There is no retraction from the closed unit disc $\mathbb{D}=B(0,1)$ to its boundary $\mathbb{S}=\partial B(0,1)$.
In the proof , by contradiction, suppose $f$ is a retraction above, one choose two points $\alpha,\omega \in \mathbb{S} $, and let $$A=f^{-1}(\alpha),W= f^{-1}(\omega)$$ since they each intersects $\mathbb{S} $ at only one point, we can choose a subset $E \subset \mathbb{D} - A \cup W$ who is open and connected such that the closure of $E$ contains $\mathbb{S} $ ......
My query is why can we guarantee that $E$ is connected?
The proof contains a serious gap. Quote from the paper: "The two sets $A$ and $W$ may intersect themselves, so excising them may disconnect $\mathbb{D}$. However, because they each intersect $S^1$ at only one point, excising them leaves intact some subset of $\mathbb{D}$ whose closure includes the entirety of $S^1$. Let this set be denoted by $E$. Now E is connected."
It is not at all clear what $E$ should be.

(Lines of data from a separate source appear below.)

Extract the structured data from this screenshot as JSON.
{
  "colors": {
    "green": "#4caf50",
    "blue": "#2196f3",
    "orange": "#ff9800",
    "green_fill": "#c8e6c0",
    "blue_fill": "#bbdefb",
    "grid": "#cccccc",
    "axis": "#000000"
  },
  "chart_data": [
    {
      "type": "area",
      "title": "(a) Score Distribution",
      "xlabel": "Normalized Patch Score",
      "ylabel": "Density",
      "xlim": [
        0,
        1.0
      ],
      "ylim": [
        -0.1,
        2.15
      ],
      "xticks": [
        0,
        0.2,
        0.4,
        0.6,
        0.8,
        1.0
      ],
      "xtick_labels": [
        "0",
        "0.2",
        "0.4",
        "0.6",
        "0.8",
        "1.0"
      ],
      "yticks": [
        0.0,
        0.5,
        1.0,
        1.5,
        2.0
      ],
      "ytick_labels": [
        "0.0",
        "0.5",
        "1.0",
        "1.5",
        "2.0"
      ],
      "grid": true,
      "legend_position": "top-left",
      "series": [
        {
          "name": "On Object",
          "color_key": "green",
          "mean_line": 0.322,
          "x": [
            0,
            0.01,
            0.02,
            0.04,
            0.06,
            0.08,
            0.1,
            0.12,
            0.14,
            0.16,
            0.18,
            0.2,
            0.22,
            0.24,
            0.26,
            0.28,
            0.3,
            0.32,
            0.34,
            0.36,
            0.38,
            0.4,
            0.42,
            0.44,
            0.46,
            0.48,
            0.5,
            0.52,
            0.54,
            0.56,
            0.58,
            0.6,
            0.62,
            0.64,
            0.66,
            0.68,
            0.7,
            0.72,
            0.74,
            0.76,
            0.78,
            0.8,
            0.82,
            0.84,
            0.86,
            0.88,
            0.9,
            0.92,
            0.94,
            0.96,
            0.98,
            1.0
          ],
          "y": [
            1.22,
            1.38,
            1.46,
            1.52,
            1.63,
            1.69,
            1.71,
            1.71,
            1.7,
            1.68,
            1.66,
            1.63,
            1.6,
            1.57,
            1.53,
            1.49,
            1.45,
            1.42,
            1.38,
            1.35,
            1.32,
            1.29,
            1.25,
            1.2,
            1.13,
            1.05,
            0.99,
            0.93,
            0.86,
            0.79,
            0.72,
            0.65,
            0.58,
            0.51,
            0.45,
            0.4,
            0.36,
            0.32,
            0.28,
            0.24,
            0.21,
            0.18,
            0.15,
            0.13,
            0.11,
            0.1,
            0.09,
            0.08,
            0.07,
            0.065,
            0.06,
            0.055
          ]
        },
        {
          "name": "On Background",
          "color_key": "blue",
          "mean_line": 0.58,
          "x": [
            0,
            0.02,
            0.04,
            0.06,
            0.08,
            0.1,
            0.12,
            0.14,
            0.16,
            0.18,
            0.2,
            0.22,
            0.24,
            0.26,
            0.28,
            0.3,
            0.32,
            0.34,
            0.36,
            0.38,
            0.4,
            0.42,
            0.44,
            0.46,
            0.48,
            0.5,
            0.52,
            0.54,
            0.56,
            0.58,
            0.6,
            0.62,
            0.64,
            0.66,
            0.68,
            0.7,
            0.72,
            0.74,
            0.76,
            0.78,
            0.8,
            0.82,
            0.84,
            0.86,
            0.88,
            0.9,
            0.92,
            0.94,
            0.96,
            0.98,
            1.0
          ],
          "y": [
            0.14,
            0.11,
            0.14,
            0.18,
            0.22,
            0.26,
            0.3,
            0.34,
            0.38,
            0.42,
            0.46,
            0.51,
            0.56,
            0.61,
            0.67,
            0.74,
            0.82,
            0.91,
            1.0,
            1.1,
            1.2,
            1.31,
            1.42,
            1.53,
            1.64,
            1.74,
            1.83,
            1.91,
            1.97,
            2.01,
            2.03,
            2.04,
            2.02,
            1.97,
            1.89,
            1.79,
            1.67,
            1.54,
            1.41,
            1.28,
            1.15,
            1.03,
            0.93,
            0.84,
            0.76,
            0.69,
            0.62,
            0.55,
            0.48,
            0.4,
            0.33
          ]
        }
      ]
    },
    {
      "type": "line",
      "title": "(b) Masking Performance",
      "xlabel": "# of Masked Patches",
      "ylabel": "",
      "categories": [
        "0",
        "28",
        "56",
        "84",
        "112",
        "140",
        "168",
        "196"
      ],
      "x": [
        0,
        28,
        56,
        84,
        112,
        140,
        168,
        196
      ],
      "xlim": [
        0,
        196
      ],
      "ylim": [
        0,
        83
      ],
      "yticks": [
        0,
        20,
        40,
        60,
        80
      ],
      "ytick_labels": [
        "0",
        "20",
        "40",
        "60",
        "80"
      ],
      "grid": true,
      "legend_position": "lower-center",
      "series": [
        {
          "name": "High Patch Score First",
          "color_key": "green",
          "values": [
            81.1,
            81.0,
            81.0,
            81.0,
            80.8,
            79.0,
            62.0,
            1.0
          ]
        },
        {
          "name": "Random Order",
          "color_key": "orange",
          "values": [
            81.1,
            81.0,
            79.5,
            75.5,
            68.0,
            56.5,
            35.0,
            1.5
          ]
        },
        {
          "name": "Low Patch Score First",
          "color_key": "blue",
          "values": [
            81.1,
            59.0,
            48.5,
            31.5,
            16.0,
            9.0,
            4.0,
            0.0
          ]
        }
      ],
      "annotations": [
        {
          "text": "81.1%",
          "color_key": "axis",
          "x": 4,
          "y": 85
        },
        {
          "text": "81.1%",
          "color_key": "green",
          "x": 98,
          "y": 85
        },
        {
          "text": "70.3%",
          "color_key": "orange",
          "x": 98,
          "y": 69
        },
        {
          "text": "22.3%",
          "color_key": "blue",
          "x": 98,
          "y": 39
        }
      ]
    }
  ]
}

Is it simply $E = \mathbb{D} \backslash (A \cup W)$? This is not sure because "excising them (i.e. $A,W$) may disconnect $\mathbb{D}$." What else could be taken for $E$? Since it is claimed to be connected, it must be chosen as some component of $\mathbb{D} \backslash (A \cup W)$. But no indication is given which component.